Neun Jahre Haft wegen Totschlags oder aber Freispruch für den Angeklagten? Am 17. Mai soll das Urteil im Prozess um die tödliche Messerattacke am Königsteiner Busparkplatz gesprochen werden. Während der Anklagevertreter gestern am Frankfurter Landgericht die Haftstrafe verlangte, sah der Verteidiger seinen Mandanten nicht zwingend als Täter. Es könne ein anderer der sich auf dem Parkplatz normalerweise aufhaltenden Personen gewesen sein.

Staatsanwalt Jens Dallmeyer beschäftigte sich in seinem Schlussvortrag damit, ob der ursprünglich erhobene Vorwurf des heimtückischen Mordes auch nach der Beweisaufnahme noch zu halten sei. Er kam zum Ergebnis: Nein. Der genaue Tathergang an jenem Nachmittag des 19. Juli vergangenen Jahres habe nicht nachgezeichnet werden können. „Wir konnten drei bis vier Minuten vor dem Stich nicht genau erforschen“, sagte Dallmeyer. Und deshalb könne man auch nicht mit Gewissheit sagen, ob das Opfer tatsächlich „arg- und wehrlos“ gewesen sei und ob der Täter dies zielgerichtet ausgenutzt habe.

Es blieb also lediglich der Tatbestand des Totschlags übrig, der allerdings ohne jede Einschränkung der Schuld- und Steuerungsfähigkeit verübt worden sei. Allein der Alkoholwert von rund 2,8 Promille reiche bei einem derart an Alkohol gewöhnten Menschen noch nicht aus, um ihm gleich Strafmilderung zukommen zu lassen, sagte Dallmeyer. Auch die Zeugenaussagen sowie die im Supermarkt gefertigte Videoaufnahme hätten sehr wohl gezeigt, dass der Angeklagte noch Herr seiner Sinne gewesen sei.

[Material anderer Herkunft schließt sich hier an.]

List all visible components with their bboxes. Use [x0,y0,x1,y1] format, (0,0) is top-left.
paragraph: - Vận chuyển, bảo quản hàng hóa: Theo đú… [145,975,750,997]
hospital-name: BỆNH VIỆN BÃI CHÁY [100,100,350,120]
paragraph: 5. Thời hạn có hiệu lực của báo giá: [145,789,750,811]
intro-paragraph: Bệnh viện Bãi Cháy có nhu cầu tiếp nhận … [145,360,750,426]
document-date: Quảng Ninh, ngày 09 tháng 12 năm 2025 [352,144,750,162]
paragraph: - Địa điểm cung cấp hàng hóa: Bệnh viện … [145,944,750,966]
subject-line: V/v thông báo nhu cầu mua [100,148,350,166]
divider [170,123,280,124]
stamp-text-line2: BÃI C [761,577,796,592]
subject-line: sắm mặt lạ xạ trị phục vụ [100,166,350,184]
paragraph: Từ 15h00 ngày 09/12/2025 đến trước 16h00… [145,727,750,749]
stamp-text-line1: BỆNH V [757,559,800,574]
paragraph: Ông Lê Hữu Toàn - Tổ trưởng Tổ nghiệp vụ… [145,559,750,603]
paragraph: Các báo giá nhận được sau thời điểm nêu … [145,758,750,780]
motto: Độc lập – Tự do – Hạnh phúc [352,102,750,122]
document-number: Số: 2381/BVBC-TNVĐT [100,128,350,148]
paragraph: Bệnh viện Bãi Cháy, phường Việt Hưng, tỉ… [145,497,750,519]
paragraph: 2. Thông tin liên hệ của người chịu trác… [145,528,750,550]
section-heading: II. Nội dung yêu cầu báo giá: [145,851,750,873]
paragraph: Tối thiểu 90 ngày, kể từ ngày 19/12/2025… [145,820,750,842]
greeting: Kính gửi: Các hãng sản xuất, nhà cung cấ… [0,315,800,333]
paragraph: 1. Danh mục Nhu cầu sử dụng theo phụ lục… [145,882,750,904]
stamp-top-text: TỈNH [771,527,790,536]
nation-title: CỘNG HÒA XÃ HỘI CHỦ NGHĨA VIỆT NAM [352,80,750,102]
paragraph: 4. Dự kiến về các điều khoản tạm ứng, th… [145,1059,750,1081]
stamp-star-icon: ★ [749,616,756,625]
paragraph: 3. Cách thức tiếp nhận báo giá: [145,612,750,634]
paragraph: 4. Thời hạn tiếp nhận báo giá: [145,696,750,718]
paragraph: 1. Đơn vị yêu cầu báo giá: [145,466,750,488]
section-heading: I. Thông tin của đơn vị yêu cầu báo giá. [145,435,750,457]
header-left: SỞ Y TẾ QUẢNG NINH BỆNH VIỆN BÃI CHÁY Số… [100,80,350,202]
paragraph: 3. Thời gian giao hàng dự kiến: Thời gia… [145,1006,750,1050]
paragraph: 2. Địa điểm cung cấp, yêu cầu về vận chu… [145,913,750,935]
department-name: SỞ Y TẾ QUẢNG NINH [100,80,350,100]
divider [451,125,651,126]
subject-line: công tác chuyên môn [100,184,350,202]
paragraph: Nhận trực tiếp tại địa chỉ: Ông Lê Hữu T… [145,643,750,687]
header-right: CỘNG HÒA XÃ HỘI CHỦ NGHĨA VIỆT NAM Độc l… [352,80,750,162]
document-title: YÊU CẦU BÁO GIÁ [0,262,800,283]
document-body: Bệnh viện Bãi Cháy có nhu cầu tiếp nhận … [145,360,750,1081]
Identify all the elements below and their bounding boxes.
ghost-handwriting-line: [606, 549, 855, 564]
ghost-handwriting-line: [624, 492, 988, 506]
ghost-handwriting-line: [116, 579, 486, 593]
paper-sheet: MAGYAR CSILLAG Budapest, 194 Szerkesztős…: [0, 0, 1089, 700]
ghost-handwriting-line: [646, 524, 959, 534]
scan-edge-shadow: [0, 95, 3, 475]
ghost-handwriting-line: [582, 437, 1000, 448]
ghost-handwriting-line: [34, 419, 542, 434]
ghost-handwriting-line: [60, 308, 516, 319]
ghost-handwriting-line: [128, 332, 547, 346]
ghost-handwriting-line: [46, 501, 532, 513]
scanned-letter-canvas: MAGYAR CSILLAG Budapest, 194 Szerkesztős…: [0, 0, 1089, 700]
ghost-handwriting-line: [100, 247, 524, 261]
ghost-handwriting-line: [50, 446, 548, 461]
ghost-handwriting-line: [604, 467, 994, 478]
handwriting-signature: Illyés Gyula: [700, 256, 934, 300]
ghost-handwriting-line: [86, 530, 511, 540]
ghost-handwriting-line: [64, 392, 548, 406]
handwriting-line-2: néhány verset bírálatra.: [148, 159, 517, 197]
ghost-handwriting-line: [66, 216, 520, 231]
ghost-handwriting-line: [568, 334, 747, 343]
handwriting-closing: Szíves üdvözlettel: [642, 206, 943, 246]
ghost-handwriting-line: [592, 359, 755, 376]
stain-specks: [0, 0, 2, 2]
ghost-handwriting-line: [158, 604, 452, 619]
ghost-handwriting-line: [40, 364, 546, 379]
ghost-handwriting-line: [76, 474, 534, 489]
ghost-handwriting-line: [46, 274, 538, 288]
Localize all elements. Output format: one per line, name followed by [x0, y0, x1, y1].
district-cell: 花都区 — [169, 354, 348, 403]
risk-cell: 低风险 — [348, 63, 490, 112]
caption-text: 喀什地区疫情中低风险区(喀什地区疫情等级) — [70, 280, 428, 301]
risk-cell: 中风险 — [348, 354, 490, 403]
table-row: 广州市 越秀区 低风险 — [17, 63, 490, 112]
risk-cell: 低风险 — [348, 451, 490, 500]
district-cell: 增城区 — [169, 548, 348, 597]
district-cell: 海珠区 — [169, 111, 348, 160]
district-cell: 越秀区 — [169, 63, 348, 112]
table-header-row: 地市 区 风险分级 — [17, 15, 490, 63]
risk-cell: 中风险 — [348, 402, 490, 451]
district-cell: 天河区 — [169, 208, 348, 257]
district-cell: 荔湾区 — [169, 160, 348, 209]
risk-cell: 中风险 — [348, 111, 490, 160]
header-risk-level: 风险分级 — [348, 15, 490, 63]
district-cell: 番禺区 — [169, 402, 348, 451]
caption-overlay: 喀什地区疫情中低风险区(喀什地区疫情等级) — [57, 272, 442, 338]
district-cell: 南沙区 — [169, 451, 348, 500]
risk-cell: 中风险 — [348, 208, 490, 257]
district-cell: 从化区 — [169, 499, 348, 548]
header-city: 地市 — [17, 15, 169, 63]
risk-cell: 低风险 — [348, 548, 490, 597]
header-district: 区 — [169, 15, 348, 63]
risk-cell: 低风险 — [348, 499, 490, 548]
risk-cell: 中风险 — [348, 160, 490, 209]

Der psychiatrische Gutachter hatte den Zustand des Angeklagten zudem als „sehr gesteuert, sehr klar“ umschrieben. Dallmeyer forderte also neun Jahre, lehnte eine zusätzliche Einweisung für eine Alkoholtherapie entschieden ab. So eine Maßnahme komme nur bei einer gewissen Aussicht auf Erfolg in Betracht, für den es bei dem Angeklagten keine Anhaltspunkte gebe.

Recht überrascht waren die Gesichter im Gerichtssaal, als der Verteidiger seinen Schlussvortrag mit der Forderung nach einem Freispruch für den 46-Jährigen hielt. Er rückte das Opfer dabei in ein schlechtes Licht. Von Erpressung anderer Dauergäste des Busparkplatzes war die Rede, von vielerlei Feindschaften und damit potenziellen Tätern. Genaue Angaben machte er aber nicht.

Die Schwurgerichtskammer geht zur Urteilsfindung nun „in Klausur“. Am 17. Mai soll das Urteil verkündet werden, vorher hat der Angeklagte noch das letzte Wort.